The Hossam Journey

When you just can't do it

My academic career is nothing but great. I was almost always a top student, not the best but definitely among the best. My senior year in high school was when my 97% in my exams confirmed that for everyone, even if it wasn't for me. I will write another time about how people's opinion was my prison for many years, but not this time.

I got a scholarship to a European country and my performance was a bit shaky in the first semester (still A student) but the following 5 semesters was nothing but a great learning experience where I was comfortably getting perfect grades. so what happened in the last semester you ask, a dagger to my confidence. I lost my honorary certificate because of a miscommunication between my supervisor and the thesis's committee and even now I still remember how devastated I was and how badly I handled it (I will write about later as well).

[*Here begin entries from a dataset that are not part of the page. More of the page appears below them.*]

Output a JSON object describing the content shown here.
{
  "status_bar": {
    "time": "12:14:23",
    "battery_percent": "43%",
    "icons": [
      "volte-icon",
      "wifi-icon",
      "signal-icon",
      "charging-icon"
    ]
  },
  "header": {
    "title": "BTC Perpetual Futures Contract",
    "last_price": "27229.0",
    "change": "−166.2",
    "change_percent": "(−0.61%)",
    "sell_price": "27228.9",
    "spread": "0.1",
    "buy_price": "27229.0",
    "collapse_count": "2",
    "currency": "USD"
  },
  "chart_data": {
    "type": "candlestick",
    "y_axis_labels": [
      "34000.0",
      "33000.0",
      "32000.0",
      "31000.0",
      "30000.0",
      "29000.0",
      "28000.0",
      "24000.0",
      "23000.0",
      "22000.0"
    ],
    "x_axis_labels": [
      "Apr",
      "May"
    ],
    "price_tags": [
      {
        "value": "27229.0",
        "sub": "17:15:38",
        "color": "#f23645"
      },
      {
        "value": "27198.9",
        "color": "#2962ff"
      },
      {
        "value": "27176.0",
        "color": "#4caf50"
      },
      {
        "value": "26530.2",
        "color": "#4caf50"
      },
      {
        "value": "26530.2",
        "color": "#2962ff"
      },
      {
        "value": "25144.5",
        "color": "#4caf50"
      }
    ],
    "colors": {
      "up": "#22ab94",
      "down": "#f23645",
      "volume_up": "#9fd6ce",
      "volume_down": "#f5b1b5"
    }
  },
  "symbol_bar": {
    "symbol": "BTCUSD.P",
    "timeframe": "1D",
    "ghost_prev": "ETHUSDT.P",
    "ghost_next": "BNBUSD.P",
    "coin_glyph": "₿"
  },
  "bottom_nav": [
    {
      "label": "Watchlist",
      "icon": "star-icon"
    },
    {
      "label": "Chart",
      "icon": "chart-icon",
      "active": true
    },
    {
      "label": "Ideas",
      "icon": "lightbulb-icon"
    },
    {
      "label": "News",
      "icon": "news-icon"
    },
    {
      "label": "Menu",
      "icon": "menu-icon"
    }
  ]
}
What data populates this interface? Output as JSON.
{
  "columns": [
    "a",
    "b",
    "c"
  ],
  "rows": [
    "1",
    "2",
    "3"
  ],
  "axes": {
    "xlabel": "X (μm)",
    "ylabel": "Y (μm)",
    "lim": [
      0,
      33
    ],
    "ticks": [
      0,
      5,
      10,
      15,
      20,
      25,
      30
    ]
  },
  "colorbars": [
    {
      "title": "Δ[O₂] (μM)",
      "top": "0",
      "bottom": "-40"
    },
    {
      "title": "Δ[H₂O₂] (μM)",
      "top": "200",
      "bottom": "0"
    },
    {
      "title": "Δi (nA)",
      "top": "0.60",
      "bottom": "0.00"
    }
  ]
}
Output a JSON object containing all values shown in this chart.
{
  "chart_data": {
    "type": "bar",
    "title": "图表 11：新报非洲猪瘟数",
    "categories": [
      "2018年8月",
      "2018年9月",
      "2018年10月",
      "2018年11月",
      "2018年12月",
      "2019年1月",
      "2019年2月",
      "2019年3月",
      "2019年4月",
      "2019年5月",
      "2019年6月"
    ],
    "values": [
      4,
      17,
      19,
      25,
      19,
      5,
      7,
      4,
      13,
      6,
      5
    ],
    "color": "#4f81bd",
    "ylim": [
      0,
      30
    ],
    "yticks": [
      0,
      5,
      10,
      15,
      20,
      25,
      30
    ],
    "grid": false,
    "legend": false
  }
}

But until now, I am in a great shape, on paper, I am still an A student with a great record. A great record is useful not just for my confidence or ego but also it opens a various opportunities for me.

So what happened?

Well, I applied for Masters in the best technical university in the EU and I got accepted. I applied because I want to chase knowledge and to see what is it like to have a very high quality education. First semester was a disaster, not because of academics alone but also because I couldn't join the university physically due to Visa issues that took a real toll on my mental health, not only because it was a devastated issue but also because I apparently can't take a step back and handle issues in a wise way, rather I was just in a rush, going insane over an issue which I could "easily" went through.

I could barely work and barely study and this has been going on for two years now. I met the credit limits barely for the last two semesters but this semester is the most challenging, I have 6 subjects and I need to pass 5 not to get expelled. The exams are in 54 days. I don't know if I can do it, I have been not studying even though I should definitely be very prepared. I have some mental blocks and they are:

I love my field honestly, I love the feeling of learning something new, I hate the feeling of not understanding it fully though, but I am trying to accept that, because similar to a lot of stuff you just have to trust that you will understand it later or that obsessing over it will likely result in never learning it.

So can I do it?

Of course I can, because I don't trust myself here, I trust Allah. I will study with trust that my results will be successful, and that I will be able to regain control over my life and career. The last 2 years taught me that running away is the perfect way not to live your life and I really want to live it.